Is this thing still on?
OK, so I didn’t blog about the many books I read. Nor did any of the five dozen drafts I have ever mature beyond thousands of words that led nowhere.
Now, 2014 was a very good year for me. I feel a little guilty about that because, as Michael McWhertor lays out clearly, 2014 was a terrible year for many people who love games, who make games, who talk about games.
But I fell into a job I love at Paradox Interactive with people I respect working on games that speak to me. I made some amazing new friends, had some great times with old friends, tightened some bonds with people that will always be very important to me. I ate better, exercised worse, drank less, read a lot more. 2014 will go down as a triumph.
Strategy wise, I was on the podcast more than I have been in a few years, and that was loads of fun, since Three Moves Ahead remains the happiest thing I’ve ever made. We didn’t do everything I wanted to do on the podcast. We had fewer developers on, which is OK with me, to be honest. Julian wasn’t on as much as I would like, but it’s very understandable. And we still don’t have nearly enough people on the show that aren’t like me – history-obsessed, middle-class, white men. (I like to hear from people with very different starting points in life, so sue me.)
But yeah, we had some really great shows all year. Fraser Brown and Rowan Kaiser have pretty much graduated to official panelist honours, which is wonderful, since they are smart guys. We did have more women this year than any other year, I think, but we have to do better than four. We had some of my favorite industry people (Chris Remo, Evan Narcisse, Soren Johnson…) on the show. 3MA remains my gifted child, and Rob Zacny continues to do amazing things with it.
When I wasn’t talking about strategy games on the show, I was sometimes opining on them on Twitter, and also on my Ask page. Give me a writing prompt and I can just go, I guess. Bruce threatened to interview me if I didn’t write anything, so that might have worked.
In any case, I sort of enjoyed the year away from blogging, since it gave me a lot of time to read what other people are saying. There is a lot of good strategy game criticism out there, and I think 2014’s criticism has been helped by there not being many really huge strategy titles eating up thoughts. Beyond Earth landed with a bit of a thud, The Sims 4 falls into that weird space where millions play it but no one really writes about it seriously, etc. But smart things were said about Endless Legends, Distant Worlds, Banished, whatever war thing Bruce is writing about (doesn’t matter – always smart things).
I took the time to also play a lot of different games. I dipped into the new hotness, survival sims. I expanded into different types of roguelikes. I tried to learn some really hard wargames and simulations.

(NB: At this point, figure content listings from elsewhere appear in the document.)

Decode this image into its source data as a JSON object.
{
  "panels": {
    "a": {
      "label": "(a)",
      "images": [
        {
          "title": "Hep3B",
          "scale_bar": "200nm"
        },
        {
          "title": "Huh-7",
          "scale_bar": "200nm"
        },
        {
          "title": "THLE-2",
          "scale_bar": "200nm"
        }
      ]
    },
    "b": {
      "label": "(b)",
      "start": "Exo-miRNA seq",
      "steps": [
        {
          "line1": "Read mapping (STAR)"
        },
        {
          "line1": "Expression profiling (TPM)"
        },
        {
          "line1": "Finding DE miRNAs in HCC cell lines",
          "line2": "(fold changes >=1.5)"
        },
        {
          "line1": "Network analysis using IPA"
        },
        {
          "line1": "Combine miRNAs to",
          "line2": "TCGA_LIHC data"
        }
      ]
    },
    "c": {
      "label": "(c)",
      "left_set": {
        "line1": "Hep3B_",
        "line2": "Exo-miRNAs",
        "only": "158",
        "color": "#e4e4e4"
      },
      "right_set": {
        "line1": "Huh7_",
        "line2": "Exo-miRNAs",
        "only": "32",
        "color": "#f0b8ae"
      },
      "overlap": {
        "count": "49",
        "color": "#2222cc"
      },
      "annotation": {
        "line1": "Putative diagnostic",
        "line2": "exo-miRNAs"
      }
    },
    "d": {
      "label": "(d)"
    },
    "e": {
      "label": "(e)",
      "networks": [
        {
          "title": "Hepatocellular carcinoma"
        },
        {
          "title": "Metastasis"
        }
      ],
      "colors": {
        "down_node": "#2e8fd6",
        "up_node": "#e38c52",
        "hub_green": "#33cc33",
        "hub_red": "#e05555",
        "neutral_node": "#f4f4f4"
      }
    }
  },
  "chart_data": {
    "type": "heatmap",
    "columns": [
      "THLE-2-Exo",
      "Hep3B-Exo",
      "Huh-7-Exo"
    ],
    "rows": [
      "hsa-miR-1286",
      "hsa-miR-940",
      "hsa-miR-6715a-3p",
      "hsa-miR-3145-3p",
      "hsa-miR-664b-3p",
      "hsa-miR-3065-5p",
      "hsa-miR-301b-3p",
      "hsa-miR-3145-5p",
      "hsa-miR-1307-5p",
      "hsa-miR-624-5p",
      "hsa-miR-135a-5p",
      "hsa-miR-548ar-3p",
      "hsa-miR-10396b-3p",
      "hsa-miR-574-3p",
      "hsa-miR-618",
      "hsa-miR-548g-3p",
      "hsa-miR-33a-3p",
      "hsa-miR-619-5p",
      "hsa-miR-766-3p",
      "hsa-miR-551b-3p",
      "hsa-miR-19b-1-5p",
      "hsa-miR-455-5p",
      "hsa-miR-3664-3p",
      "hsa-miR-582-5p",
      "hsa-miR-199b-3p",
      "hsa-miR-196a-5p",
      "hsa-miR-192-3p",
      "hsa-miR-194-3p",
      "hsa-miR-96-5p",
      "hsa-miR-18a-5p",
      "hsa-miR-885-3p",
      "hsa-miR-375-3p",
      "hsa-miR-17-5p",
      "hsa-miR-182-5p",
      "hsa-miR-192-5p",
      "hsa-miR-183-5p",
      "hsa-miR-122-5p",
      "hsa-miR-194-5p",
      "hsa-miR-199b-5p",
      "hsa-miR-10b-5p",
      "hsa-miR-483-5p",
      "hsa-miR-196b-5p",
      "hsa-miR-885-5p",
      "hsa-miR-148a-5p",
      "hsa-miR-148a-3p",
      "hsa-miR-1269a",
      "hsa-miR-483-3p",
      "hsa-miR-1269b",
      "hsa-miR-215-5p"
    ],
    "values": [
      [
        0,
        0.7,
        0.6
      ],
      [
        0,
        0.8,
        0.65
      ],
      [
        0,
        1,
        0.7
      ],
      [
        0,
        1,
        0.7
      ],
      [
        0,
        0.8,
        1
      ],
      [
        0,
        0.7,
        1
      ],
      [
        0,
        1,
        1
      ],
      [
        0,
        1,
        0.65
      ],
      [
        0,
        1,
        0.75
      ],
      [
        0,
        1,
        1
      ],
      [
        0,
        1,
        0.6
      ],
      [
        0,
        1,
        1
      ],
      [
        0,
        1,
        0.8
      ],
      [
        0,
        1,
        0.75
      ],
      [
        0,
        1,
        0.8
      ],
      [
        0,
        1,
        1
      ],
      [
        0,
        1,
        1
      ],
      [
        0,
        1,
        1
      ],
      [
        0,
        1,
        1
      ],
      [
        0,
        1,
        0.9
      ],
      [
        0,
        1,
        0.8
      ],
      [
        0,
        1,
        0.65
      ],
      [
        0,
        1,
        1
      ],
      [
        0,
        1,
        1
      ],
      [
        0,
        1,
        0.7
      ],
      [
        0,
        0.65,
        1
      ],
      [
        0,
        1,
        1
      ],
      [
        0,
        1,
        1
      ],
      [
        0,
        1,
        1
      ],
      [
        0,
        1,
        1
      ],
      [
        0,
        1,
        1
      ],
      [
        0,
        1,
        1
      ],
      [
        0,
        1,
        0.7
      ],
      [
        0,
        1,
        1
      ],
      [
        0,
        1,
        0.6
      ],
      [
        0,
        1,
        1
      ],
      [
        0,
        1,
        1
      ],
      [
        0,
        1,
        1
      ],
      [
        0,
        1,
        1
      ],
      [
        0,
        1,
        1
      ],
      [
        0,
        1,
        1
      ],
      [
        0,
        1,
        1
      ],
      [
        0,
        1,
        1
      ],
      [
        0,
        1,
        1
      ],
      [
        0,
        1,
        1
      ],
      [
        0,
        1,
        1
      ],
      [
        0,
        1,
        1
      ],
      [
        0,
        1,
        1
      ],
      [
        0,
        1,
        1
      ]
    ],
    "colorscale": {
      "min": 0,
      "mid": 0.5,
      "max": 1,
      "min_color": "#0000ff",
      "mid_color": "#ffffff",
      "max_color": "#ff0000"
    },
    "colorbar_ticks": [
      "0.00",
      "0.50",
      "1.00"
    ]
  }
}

All of this, I think, has made me a better critic – of more value to you readers and also to my employer.
I won’t make any grand promises about 2015. I will promise to check in more often with some reports on what I am playing.
Tomorrow, though? I talk to Rob Zacny’s article about Ultimate General: Gettysburg.
Tony Odett // Dec 30, 2014 at 4:01 pm
I’m with you on 2014 in strategy gaming. An oddly weak year. There were some great expansions this year (though more of games you already love makes it difficult to distinguish the great of the expansion from the great of the game) but I think the weakness of Civ: Beyond Earth defined strategy gaming this year for me more than anything.